Doug and Marie take annual trips to Ireland. “My great-grandfather was John O’ Flynn. He left on a boat in 1873 with his four children and his wife and sailed to Ellis Island. He ended up in New Jersey and had my grandmother (Mary O Flynn). I had never met John but I knew my grandmother very well. That was part of the reason I wanted to go there in 1996 the first time,” Doug states.
He tells a story about the charm he had witnessed during his first visit.
“We were driving around everywhere for about 50 miles – it was a lot of driving. It was raining and it was dark, garbage trucks were coming at us – we were driving on the other side of the road, seeing castles and monastery ruins and here I am, lost in a little bitty car with steering wheel on the right!” he laughs.

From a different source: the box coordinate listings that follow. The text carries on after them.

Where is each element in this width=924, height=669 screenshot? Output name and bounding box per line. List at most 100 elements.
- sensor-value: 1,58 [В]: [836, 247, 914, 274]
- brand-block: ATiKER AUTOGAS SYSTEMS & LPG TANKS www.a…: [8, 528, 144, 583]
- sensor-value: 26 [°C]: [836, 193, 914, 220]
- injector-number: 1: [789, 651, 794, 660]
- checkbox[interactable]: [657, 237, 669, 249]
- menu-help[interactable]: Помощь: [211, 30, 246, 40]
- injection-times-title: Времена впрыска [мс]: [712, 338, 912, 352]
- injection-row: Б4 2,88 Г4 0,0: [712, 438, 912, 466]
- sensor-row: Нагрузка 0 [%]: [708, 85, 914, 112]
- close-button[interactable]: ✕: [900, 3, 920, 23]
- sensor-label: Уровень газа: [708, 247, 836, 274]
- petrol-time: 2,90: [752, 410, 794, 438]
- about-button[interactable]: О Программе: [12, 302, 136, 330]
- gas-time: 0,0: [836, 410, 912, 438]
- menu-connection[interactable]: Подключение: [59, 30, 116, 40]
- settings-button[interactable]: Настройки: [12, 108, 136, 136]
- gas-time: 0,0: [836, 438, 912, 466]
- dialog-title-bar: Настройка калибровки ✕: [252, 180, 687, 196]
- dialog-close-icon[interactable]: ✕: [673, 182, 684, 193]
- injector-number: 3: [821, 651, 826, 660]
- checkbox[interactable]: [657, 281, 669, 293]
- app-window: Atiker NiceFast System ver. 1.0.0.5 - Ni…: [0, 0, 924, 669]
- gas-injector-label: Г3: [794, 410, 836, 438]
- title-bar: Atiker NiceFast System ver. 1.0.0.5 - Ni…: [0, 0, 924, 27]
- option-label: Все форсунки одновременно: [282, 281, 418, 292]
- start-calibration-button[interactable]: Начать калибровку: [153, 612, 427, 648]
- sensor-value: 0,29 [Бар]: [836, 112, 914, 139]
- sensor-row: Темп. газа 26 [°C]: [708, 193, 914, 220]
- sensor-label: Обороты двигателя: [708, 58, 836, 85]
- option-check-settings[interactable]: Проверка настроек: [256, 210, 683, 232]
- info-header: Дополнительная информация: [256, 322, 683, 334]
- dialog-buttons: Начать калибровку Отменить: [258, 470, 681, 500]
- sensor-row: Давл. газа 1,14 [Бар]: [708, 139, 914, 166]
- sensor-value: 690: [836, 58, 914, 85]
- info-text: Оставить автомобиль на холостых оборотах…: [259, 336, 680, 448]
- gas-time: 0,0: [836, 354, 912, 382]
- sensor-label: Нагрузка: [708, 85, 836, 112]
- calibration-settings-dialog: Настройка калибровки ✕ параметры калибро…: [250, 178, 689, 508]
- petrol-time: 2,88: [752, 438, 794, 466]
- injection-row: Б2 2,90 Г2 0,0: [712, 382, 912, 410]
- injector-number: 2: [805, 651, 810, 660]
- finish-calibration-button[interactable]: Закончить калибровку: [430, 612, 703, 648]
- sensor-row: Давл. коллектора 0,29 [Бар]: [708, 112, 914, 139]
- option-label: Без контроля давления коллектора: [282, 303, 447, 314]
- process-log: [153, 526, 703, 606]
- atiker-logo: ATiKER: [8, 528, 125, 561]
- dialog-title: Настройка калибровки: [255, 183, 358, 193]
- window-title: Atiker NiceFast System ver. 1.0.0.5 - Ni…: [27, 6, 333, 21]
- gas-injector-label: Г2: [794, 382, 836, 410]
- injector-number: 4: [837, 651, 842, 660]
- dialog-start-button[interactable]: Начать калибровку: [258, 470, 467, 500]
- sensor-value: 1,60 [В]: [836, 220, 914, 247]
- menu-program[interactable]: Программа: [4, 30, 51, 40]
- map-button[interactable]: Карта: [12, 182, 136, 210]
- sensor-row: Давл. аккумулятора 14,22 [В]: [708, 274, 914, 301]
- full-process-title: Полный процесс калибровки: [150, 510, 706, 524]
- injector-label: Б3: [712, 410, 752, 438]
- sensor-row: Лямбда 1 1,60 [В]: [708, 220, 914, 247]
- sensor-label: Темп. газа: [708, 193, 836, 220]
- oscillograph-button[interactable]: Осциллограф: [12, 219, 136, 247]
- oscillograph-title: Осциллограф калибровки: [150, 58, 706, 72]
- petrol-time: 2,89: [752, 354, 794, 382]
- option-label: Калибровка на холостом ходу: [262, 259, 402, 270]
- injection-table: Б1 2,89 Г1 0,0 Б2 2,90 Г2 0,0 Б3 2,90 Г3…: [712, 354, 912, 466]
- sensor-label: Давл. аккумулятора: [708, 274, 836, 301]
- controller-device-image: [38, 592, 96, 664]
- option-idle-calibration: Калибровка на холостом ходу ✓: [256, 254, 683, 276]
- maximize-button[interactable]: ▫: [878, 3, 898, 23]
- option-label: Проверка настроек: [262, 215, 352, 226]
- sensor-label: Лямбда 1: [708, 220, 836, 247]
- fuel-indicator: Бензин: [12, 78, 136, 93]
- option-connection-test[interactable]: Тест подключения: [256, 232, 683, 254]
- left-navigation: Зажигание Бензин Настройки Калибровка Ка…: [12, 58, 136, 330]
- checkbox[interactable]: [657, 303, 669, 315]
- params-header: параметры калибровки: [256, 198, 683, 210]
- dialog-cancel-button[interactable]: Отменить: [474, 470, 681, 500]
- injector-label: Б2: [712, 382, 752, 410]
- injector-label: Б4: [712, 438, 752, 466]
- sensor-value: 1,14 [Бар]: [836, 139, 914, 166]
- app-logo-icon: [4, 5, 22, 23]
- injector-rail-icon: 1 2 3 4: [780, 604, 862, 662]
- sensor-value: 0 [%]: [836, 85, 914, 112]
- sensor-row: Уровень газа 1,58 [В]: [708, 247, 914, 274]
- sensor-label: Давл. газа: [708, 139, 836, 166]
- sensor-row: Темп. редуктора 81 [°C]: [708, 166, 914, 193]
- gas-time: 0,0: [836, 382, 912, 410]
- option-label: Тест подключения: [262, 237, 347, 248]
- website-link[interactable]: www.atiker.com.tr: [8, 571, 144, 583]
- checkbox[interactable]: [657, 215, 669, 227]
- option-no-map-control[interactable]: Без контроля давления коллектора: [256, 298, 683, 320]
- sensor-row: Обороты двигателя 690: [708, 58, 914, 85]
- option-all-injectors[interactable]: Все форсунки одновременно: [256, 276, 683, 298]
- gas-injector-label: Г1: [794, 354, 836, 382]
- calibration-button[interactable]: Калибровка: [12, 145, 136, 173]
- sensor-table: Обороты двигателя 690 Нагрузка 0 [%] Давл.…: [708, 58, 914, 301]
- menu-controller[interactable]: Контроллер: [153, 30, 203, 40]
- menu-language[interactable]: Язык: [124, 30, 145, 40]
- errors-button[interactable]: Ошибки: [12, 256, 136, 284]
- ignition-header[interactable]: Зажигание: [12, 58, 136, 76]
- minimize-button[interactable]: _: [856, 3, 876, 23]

“This truck driver gets out and comes over to us – here in the United States, you might get nervous about that…” Doug quips and continues as he gives a perfect Irish voiceover; “He knocked on our car window and he said, ‘Would ye be lost, lad?’ It was the first words I heard in Ireland. I told him we were trying to go on the Limerick Road into Enness and he said, ‘Tell ye what, lad, just follow me’,” Doug concludes in an Irish brogue.
The gentleman saw him to where he needed to go to get to Enness and gave him the rest of the directions, bidding them to have a good time in Ireland.
Doug shares more stories as the Irish in him shines through and he says, “It is a fascinating place - my roots are there. I would love to live in Ireland. There are not just 40 shades of green – there are 100!”
Living in a different era and witnessing the changes in the world and in young men today, Doug Chinery has not lost his grit and determination to make things better.
“I learned to be an entrepreneur in the Jaycees; I learned to take a lot of risks - I am not afraid to do anything and that’s okay….but it drives my wife crazy.”